As drivers battle the cost of living crisis, data commissioned by the UK’s leading independent road safety charity, IAM RoadSmart, also shows almost a third (28%) of younger drivers have held off their annual car service and 30% have put off changing their oil.

Key tyre checks have also been put on hold, with 30% of younger drivers surveyed also admitting putting off fixing a puncture, and 28% delaying changing tyres with low tread.

But it’s not just younger drivers who are making tough choices on car upkeep.
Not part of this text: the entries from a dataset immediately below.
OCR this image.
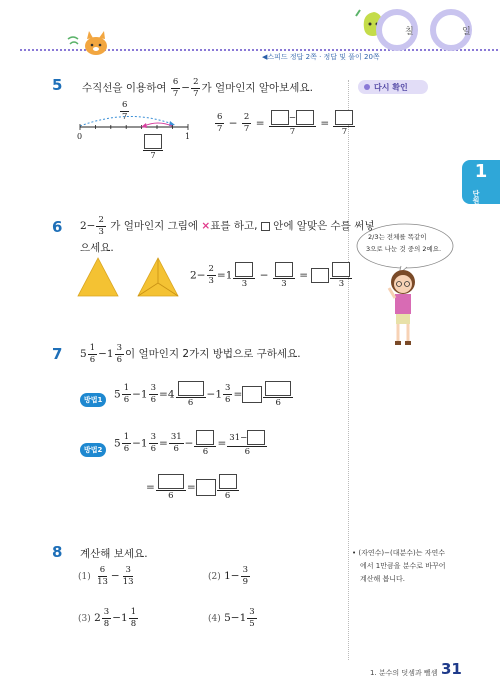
칠	일
◀스피드 정답 2쪽 · 정답 및 풀이 20쪽
다시 확인
1
단원
2/3는 전체를 똑같이
3으로 나눈 것 중의 2예요.
• (자연수)−(대분수)는 자연수
에서 1만큼을 분수로 바꾸어
계산해 봅니다.
5 수직선을 이용하여 $\frac{6}{7} - \frac{2}{7}$ 가 얼마인지 알아보세요.
$\frac{6}{7}$
0	1
7
$\frac{6}{7} - \frac{2}{7} = \frac{-}{7}$ =
7
6 $2- \frac{2}{3}$ 가 얼마인지 그림에 ×표를 하고, 안에 알맞은 수를 써넣
으세요.
$2- \frac{2}{3} =1$
3
−
3
=
3
7 $5 \frac{1}{6} -1 \frac{3}{6}$ 이 얼마인지 2가지 방법으로 구하세요.
방법1	$5 \frac{1}{6} -1 \frac{3}{6} =4$
6
$-1 \frac{3}{6}$ =
6
방법2
$5 \frac{1}{6} -1 \frac{3}{6} = \frac{31}{6}$ −
6
= $\frac{31-}{6}$
=
6
=
6
8 계산해 보세요.
$(1) \frac{6}{13} - \frac{3}{13}$	(2) $1- \frac{3}{9}$
(3) $2 \frac{3}{8} -1 \frac{1}{8}$	(4) $5-1 \frac{3}{5}$
1. 분수의 덧셈과 뺄셈 31
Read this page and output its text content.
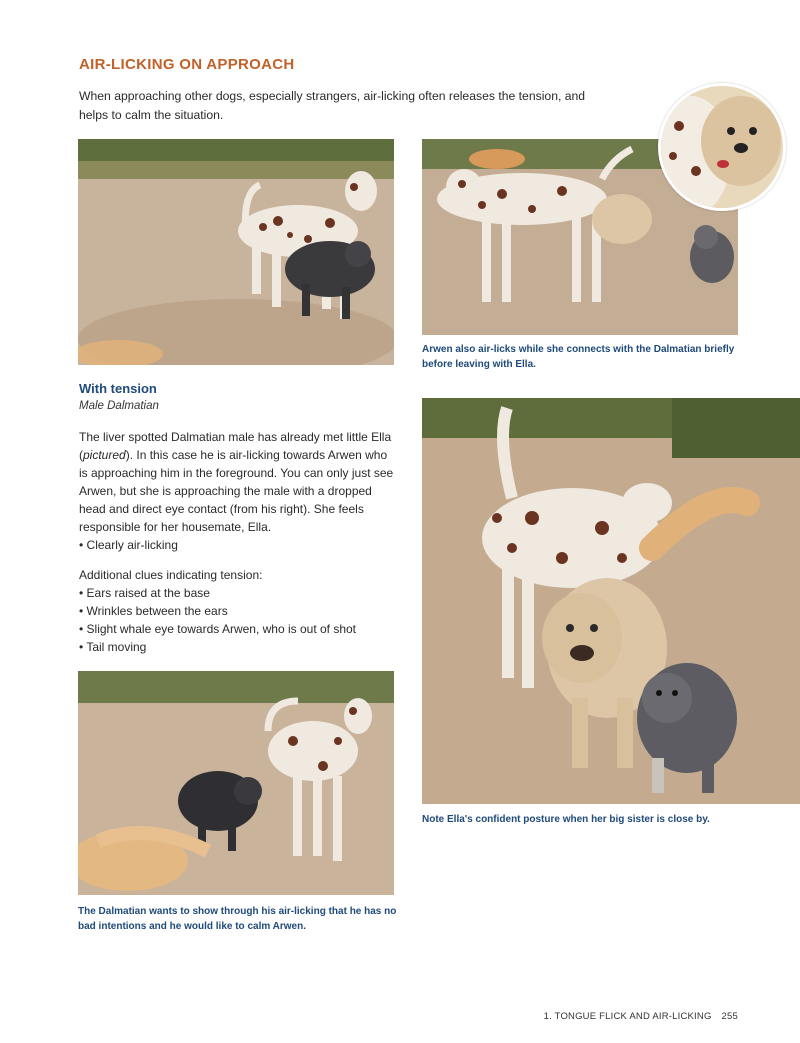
AIR-LICKING ON APPROACH
When approaching other dogs, especially strangers, air-licking often releases the tension, and helps to calm the situation.
Arwen also air-licks while she connects with the Dalmatian briefly before leaving with Ella.
With tension
Male Dalmatian

The liver spotted Dalmatian male has already met little Ella (pictured). In this case he is air-licking towards Arwen who is approaching him in the foreground. You can only just see Arwen, but she is approaching the male with a dropped head and direct eye contact (from his right). She feels responsible for her housemate, Ella.

• Clearly air-licking

Additional clues indicating tension:
• Ears raised at the base
• Wrinkles between the ears
• Slight whale eye towards Arwen, who is out of shot
• Tail moving
Note Ella's confident posture when her big sister is close by.
The Dalmatian wants to show through his air-licking that he has no bad intentions and he would like to calm Arwen.
1. TONGUE FLICK AND AIR-LICKING 255
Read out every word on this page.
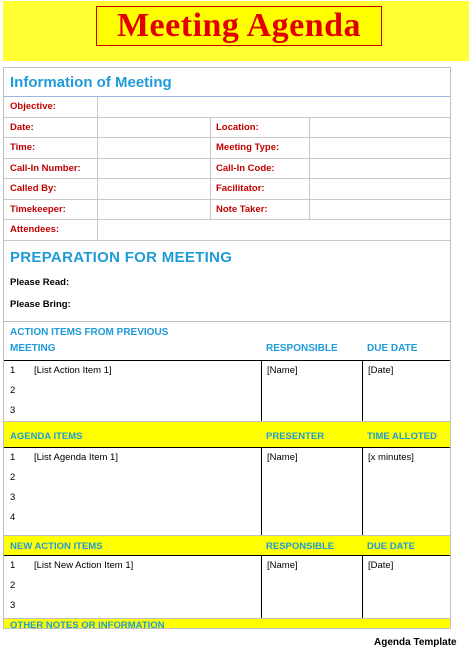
Meeting Agenda
Information of Meeting
Objective:
Date:	Location:
Time:	Meeting Type:
Call-In Number:	Call-In Code:
Called By:	Facilitator:
Timekeeper:	Note Taker:
Attendees:
PREPARATION FOR MEETING
Please Read:
Please Bring:
ACTION ITEMS FROM PREVIOUS
MEETING	RESPONSIBLE	DUE DATE
1 [List Action Item 1]	[Name]	[Date]
2
3
AGENDA ITEMS	PRESENTER	TIME ALLOTED
1 [List Agenda Item 1]	[Name]	[x minutes]
2
3
4
NEW ACTION ITEMS	RESPONSIBLE	DUE DATE
1 [List New Action Item 1]	[Name]	[Date]
2
3
OTHER NOTES OR INFORMATION
Agenda Template
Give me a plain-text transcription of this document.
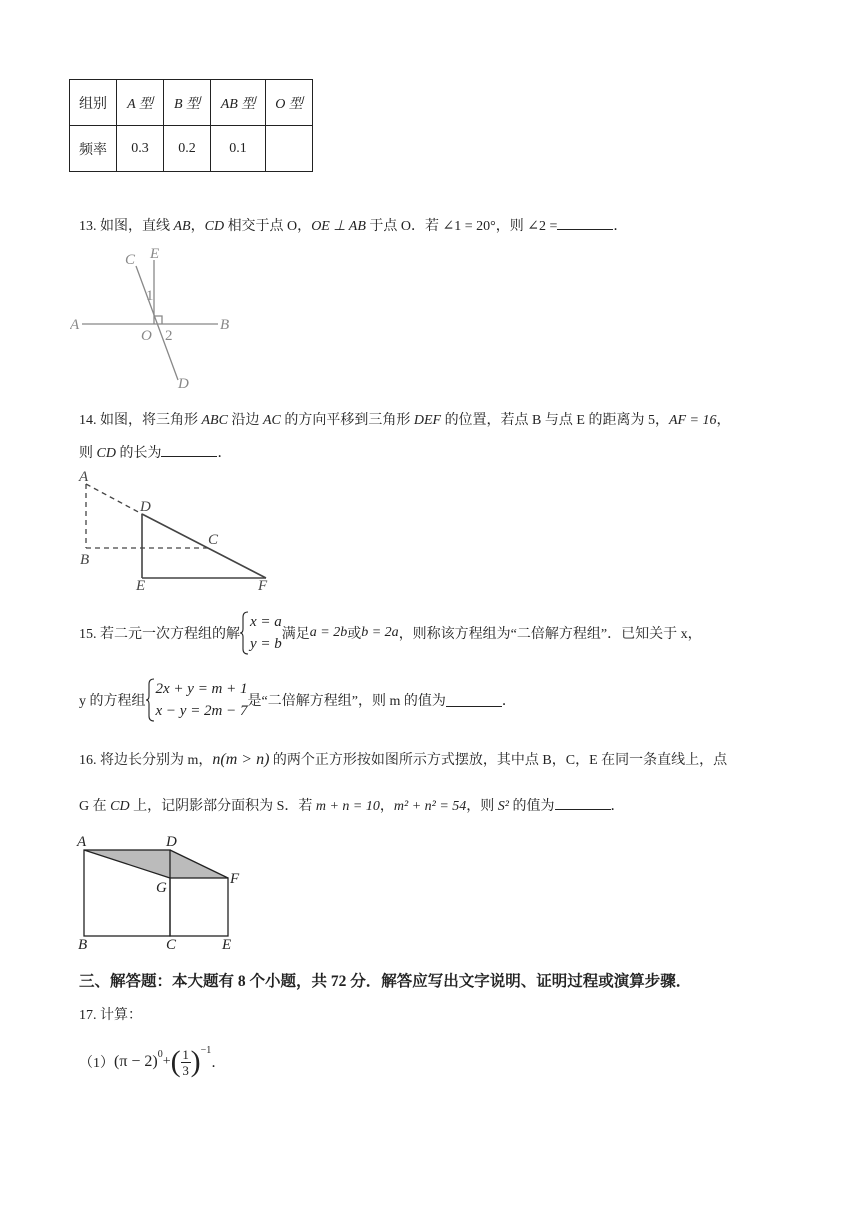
组别	A 型	B 型	AB 型	O 型
频率	0.3	0.2	0.1	
13. 如图，直线 AB，CD 相交于点 O，OE ⊥ AB 于点 O．若 ∠1 = 20°，则 ∠2 =	．
A	B
C E
D
O
1
2
14. 如图，将三角形 ABC 沿边 AC 的方向平移到三角形 DEF 的位置，若点 B 与点 E 的距离为 5，AF = 16，
则 CD 的长为	．
A
B
D
C
E	F
15. 若二元一次方程组的解
x = a
y = b
满足 a = 2b 或 b = 2a ，则称该方程组为“二倍解方程组”．已知关于 x，
y 的方程组
2x + y = m + 1
x − y = 2m − 7
是“二倍解方程组”，则 m 的值为	．
16. 将边长分别为 m，n(m > n) 的两个正方形按如图所示方式摆放，其中点 B，C，E 在同一条直线上，点
G 在 CD 上，记阴影部分面积为 S．若 m + n = 10，m² + n² = 54，则 S² 的值为	．
A	D
G
F
B	C	E
三、解答题：本大题有 8 个小题，共 72 分．解答应写出文字说明、证明过程或演算步骤．
17. 计算：
（1） $(\pi - 2)^0$ + ( 1
3 )$^{-1}$
．
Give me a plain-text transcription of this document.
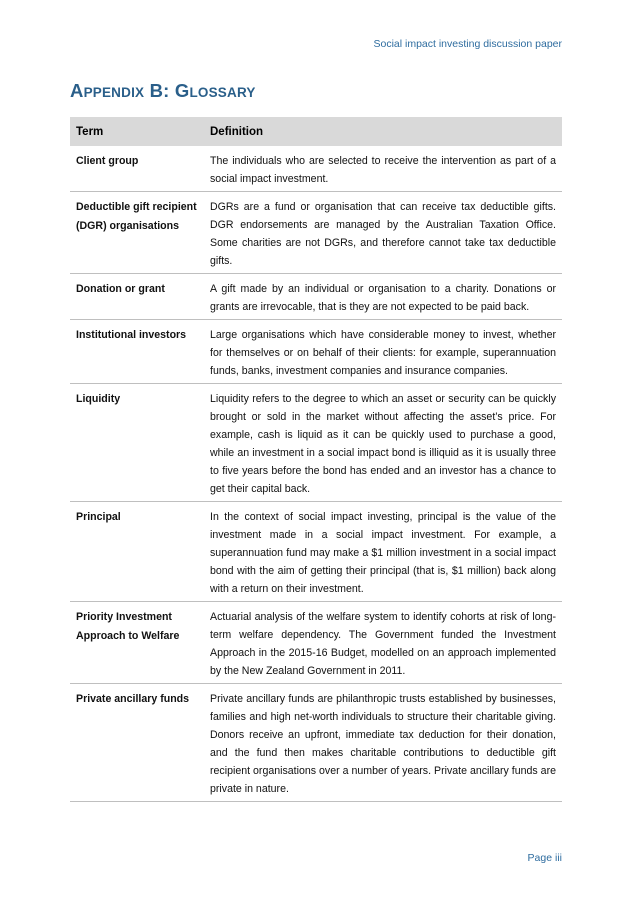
Social impact investing discussion paper
APPENDIX B: GLOSSARY
Term	Definition
Client group	The individuals who are selected to receive the intervention as part of a social impact investment.
Deductible gift recipient (DGR) organisations	DGRs are a fund or organisation that can receive tax deductible gifts. DGR endorsements are managed by the Australian Taxation Office. Some charities are not DGRs, and therefore cannot take tax deductible gifts.
Donation or grant	A gift made by an individual or organisation to a charity. Donations or grants are irrevocable, that is they are not expected to be paid back.
Institutional investors	Large organisations which have considerable money to invest, whether for themselves or on behalf of their clients: for example, superannuation funds, banks, investment companies and insurance companies.
Liquidity	Liquidity refers to the degree to which an asset or security can be quickly brought or sold in the market without affecting the asset’s price. For example, cash is liquid as it can be quickly used to purchase a good, while an investment in a social impact bond is illiquid as it is usually three to five years before the bond has ended and an investor has a chance to get their capital back.
Principal	In the context of social impact investing, principal is the value of the investment made in a social impact investment. For example, a superannuation fund may make a $1 million investment in a social impact bond with the aim of getting their principal (that is, $1 million) back along with a return on their investment.
Priority Investment Approach to Welfare	Actuarial analysis of the welfare system to identify cohorts at risk of long-term welfare dependency. The Government funded the Investment Approach in the 2015-16 Budget, modelled on an approach implemented by the New Zealand Government in 2011.
Private ancillary funds	Private ancillary funds are philanthropic trusts established by businesses, families and high net-worth individuals to structure their charitable giving. Donors receive an upfront, immediate tax deduction for their donation, and the fund then makes charitable contributions to deductible gift recipient organisations over a number of years. Private ancillary funds are private in nature.
Page iii
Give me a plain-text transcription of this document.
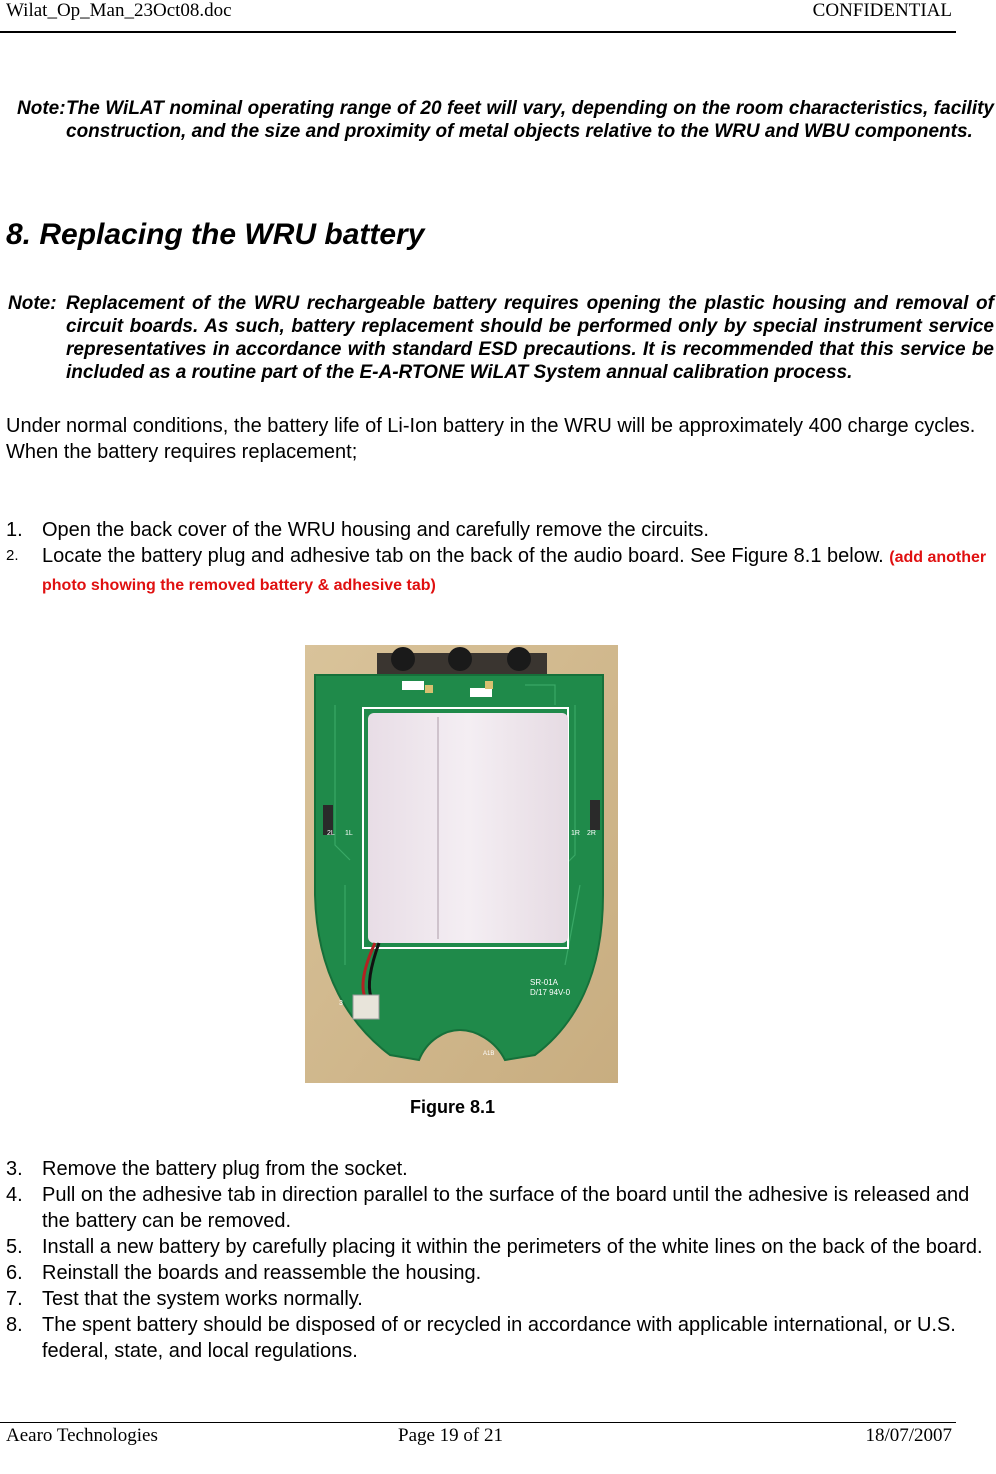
Wilat_Op_Man_23Oct08.doc	CONFIDENTIAL
Note: The WiLAT nominal operating range of 20 feet will vary, depending on the room characteristics, facility construction, and the size and proximity of metal objects relative to the WRU and WBU components.
8. Replacing the WRU battery
Note: Replacement of the WRU rechargeable battery requires opening the plastic housing and removal of circuit boards. As such, battery replacement should be performed only by special instrument service representatives in accordance with standard ESD precautions. It is recommended that this service be included as a routine part of the E-A-RTONE WiLAT System annual calibration process.
Under normal conditions, the battery life of Li-Ion battery in the WRU will be approximately 400 charge cycles. When the battery requires replacement;
1. Open the back cover of the WRU housing and carefully remove the circuits.
2. Locate the battery plug and adhesive tab on the back of the audio board. See Figure 8.1 below. (add another photo showing the removed battery & adhesive tab)
SR-01A
D/17 94V-0
A1B
3
1L
2L	1R 2R
Figure 8.1
3. Remove the battery plug from the socket.
4. Pull on the adhesive tab in direction parallel to the surface of the board until the adhesive is released and the battery can be removed.
5. Install a new battery by carefully placing it within the perimeters of the white lines on the back of the board.
6. Reinstall the boards and reassemble the housing.
7. Test that the system works normally.
8. The spent battery should be disposed of or recycled in accordance with applicable international, or U.S. federal, state, and local regulations.
Aearo Technologies	Page 19 of 21	18/07/2007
The data also found that 15% of all drivers, of all ages, said their annual car service is on the backburner thanks to the rise in living costs, with 11% avoiding paying out for necessary tyre changes.

Which of the following repairs/improvements have you put off/delayed making to your car as a result of the cost-of-living crisis?
Total Total (all ages) 18-34
Service 15% 28%
Tyre change, eg replacing a tyre with low tread 11% 28%
Tyre repair, eg fixing a puncture 7% 22%
Oil change 9% 30%
None of these 61% 21%

“This study shows that drivers are already making difficult choices about what they can and cannot afford, which could negatively impact the environment, their safety and the safety of other road users.” said Neil Greig, Director of Policy and Research at IAM RoadSmart.

“Servicing doesn’t just look good in a log book, it’s there for a reason, and can pick up a range of issues which could present safety risks to drivers, if not spotted.

“It also ensures that your car’s engine is running as efficiently as possible, so ignoring servicing guidelines could cost you more in the long run in repairs or increased fuel consumption.

“Likewise, tyre health has a hugely important role to play in car and road safety. Tyres with low-tread depth have less road grip, and might be illegal, so it is of concern that motorists are sadly having to put off these vital repairs.

“There is no doubt that as living costs rise, motorists are feeling the squeeze, but we urge drivers to consider the safety implications of avoiding vital repairs, especially any which may be a legal requirement and could lead to more expensive costs down the line – or worse, risking their lives or other road users. Key behaviour changes, such as driving more economically to reduce fuel consumption, can be a way to cut costs without cutting safety.”